Unfortunately, there’s a catch (isn’t there usually?) After getting most of the way through implementing federated workload identity, I found out that the Google Cloud SDK lacks full support for the AWS default credentials chain, and specifically won’t get an AWS IAM role from an EKS service account token. There’s a bug on the public issue tracker, which has been open for 16 months.

As a result, when running on EKS it’s necessary to first use the AWS SDK to call AssumeRole, obtain the key, secret, and session token, and hoist them into environment variables or another form that the Google Cloud SDK will be willing to use. There also needs to be an expiration and refresh based on the timeout of the AWS credentials’ session token.

While arguably still superior to slinging around GCP service account keys in JSON files and manually rotating them, this is… less than convenient. I looked into an alternative approach.

Kubernetes service account federation

GCP service accounts can be accessed directly by mapping Kubernetes service accounts as principals. This is in a sense more direct than the previous approach because it goes directly from Kubernetes to Google Cloud without any AWS IAM in between. Of course, it also loses the flexibility of being able to be used with AWS credentials in non-Kubernetes circumstances, and it’s also therefore harder to use an equivalent approach in local testing.

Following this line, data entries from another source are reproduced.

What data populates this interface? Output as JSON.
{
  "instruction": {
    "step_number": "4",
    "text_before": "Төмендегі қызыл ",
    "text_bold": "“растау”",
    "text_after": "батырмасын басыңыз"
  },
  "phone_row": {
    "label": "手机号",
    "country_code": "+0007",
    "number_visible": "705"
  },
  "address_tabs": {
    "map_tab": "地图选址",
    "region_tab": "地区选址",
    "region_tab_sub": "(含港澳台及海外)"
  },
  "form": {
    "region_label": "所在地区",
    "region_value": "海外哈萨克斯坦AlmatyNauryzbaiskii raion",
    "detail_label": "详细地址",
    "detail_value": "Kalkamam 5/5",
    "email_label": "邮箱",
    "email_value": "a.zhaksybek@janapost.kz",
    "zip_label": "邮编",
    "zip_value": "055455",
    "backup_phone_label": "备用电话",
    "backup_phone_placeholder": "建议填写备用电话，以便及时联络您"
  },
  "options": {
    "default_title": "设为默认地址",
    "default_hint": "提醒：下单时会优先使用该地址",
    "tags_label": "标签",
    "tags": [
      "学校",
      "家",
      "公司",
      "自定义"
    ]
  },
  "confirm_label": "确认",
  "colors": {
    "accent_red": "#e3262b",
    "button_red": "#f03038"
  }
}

I started on the Google Cloud side by setting up the new federation (alongside the example above):

locals {
  kube_clusters = {
    "dev"  = "https://oidc.eks.<region>.amazonaws.com/id/XXXXXXXXXXXXXXXXXXXXXXXXXXXXXXXX"
  }
}

resource "google_iam_workload_identity_pool_provider" "kube" {
  for_each = local.kube_clusters

  workload_identity_pool_id          = google_iam_workload_identity_pool.aws.workload_identity_pool_id
  workload_identity_pool_provider_id = "kube-${each.key}"
  display_name                       = "kube-${each.key}"
  description                        = "Identity pool provider for Kubernetes cluster ${each.key}"
  attribute_mapping = {
    "google.subject"                 = "assertion.sub"
    "attribute.namespace"            = "assertion['kubernetes.io']['namespace']",
    "attribute.service_account_name" = "assertion['kubernetes.io']['serviceaccount']['name']",
    "attribute.pod"                  = "assertion['kubernetes.io']['pod']['name']"
  }
  oidc {
    issuer_uri = each.value
  }
}

The principal mapping changed to look like this:

resource "google_service_account_iam_binding" "aws_test" {
  service_account_id = google_service_account.aws_test.id
  role               = "roles/iam.workloadIdentityUser"
  members = [
    "principal://${google_iam_workload_identity_pool.aws.name}/subject/system:serviceaccount:my-namespace:my-serviceaccount-name",
  ]
}

The Kubernetes service account no longer needs the role annotation. The token volume mount and the JSON file both look the same, but remember to swap out the name of the identity pool provider from the AWS role one to the Kubernetes service account one (aws-dev and kube-dev in this example).

This all worked. The main problem here is that I can’t find any way to support wildcards in Google Cloud principal definitions, so you have to add every individual Kubernetes service account directly. This can be inconvenient if you deploy workloads dynamically, for example, off of feature branches in a dev environment. This can be dealt with by sharing Kubernetes service accounts among deployments in these cases.